DISQUE – Iceland, the Eternal Music, paru le 11 février chez Harmonia Mundi, est une petite pépite d’œuvres nordistes qui nous rappelle que le silence éternel des espaces infinis n’a, en fait, rien d’effrayant.
Le saviez-vous ? L’Islande, ce pays qui attire tous les ans les chasseurs d’aurores boréales et les amateurs de bains chauds est aussi une terre de musique ! Ce rocher volcanique perdu loin dans la mer du Nord tient même une belle place dans la richesse du vivier scandinave. Une bonne nouvelle portée par la dernière parution du label Harmonia Mundi, qui met à l’honneur la production musicale islandaise.
Première mondiale
Le disque est composé d’une collection de courtes pièces composées par un vivier de compositeurs islandais gravitant autour de deux pièces maîtresses : Ad Genuam d’Anna Thorvaldsdottir, et un Requiem de Sigurdur Sævarsson, enregistré en première mondiale.
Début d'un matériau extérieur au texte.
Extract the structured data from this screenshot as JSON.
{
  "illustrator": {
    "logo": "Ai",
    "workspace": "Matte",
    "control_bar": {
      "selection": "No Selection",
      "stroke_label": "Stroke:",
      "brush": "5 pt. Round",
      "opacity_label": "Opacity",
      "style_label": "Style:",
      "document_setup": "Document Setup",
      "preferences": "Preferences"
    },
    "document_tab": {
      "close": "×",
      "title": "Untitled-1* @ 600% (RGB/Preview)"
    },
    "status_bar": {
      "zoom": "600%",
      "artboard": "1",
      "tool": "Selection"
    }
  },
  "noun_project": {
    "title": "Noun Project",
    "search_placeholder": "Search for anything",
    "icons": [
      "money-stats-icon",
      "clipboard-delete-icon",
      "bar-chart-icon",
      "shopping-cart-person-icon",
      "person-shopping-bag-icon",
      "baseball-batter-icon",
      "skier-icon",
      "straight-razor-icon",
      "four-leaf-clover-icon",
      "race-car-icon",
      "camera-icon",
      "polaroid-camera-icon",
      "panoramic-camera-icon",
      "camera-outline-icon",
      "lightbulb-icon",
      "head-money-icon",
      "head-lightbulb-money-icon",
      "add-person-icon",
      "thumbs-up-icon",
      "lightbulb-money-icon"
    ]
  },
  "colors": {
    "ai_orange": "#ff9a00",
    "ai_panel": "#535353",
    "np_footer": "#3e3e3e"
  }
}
La lecture du livret éclaire la genèse de ces deux œuvres assez mystérieuses, pour ne pas dire carrément hallucinées en ce qui concerne Ad Genuam. On est complètement transporté durant ces dix minutes d’hypnose par un style qui n’est pas sans rappeler les clusters kaléidoscopiques du Hongrois Ligeti ou le mouvement perpétuel de l’Estonien Arvo Pärt.
Oui, les musiciens islandais voyagent, et même depuis leur îlot de solitude en pleine mer, ils peuvent dialoguer avec les vents de la création européenne. Ad Genuam est une œuvre extrêmement moderne dont l’auteure n’a pas 50 ans. Une petite claque.
Architecture musicale
Mention spéciale aux interprètes de cette pièce incroyablement difficile à faire sonner. Une telle architecture musicale, si elle est exécutée par des musiciens fades et déconnectés, peut s’effondrer comme un château de cartes et sonner comme une grossière cacophonie.
Ici tout est fait avec la précision d’un laser, et les effets acoustiques voulus par la compositrice sont réellement saisissants. Bravo aux chanteurs du Choir of Clare College de Cambridge, aux musiciens du Dmitri Ensemble et à leur chef, Graham Ross pour les heures de répétition, le souffle embué dans la fraîcheur monolithique de la cathédrale de Reykjavik.
C’est pour qui ?
Pour le reste, le style général d’Iceland est très “comme il faut”. Il s’adresse à qui veut s’offrir une bulle de précieuse déconnexion, aux amateurs de solitude et d’écoute les yeux fermés. Il puise dans ce qui fait la réussite du répertoire scandinave, de plus en plus joué à l’étranger de nos jours.
Avec ces grandes tenues de quintes parallèles bien médiévales et ses dissonances harmonieuses empruntées au folklore des chants des bergères, la couleur globale de ce disque penche sérieusement du côté de la contemplation. Un monochrome méditatif. Un vol silencieux au-dessus des immensités gelées. Comme dans un rêve.
Pourquoi on aime ?
- Parce que nous sommes aussi une rédaction tournée vers la création, et que nous l’accueillons toujours avec joie !
- Pour le doux miel de la musique scandinave. C’est facile, c’est simple, ça marche à tous les coups.
- Pour la claque d’Ad Genuam (première piste de l’album) qu’on ne voyait pas venir dans un tel disque.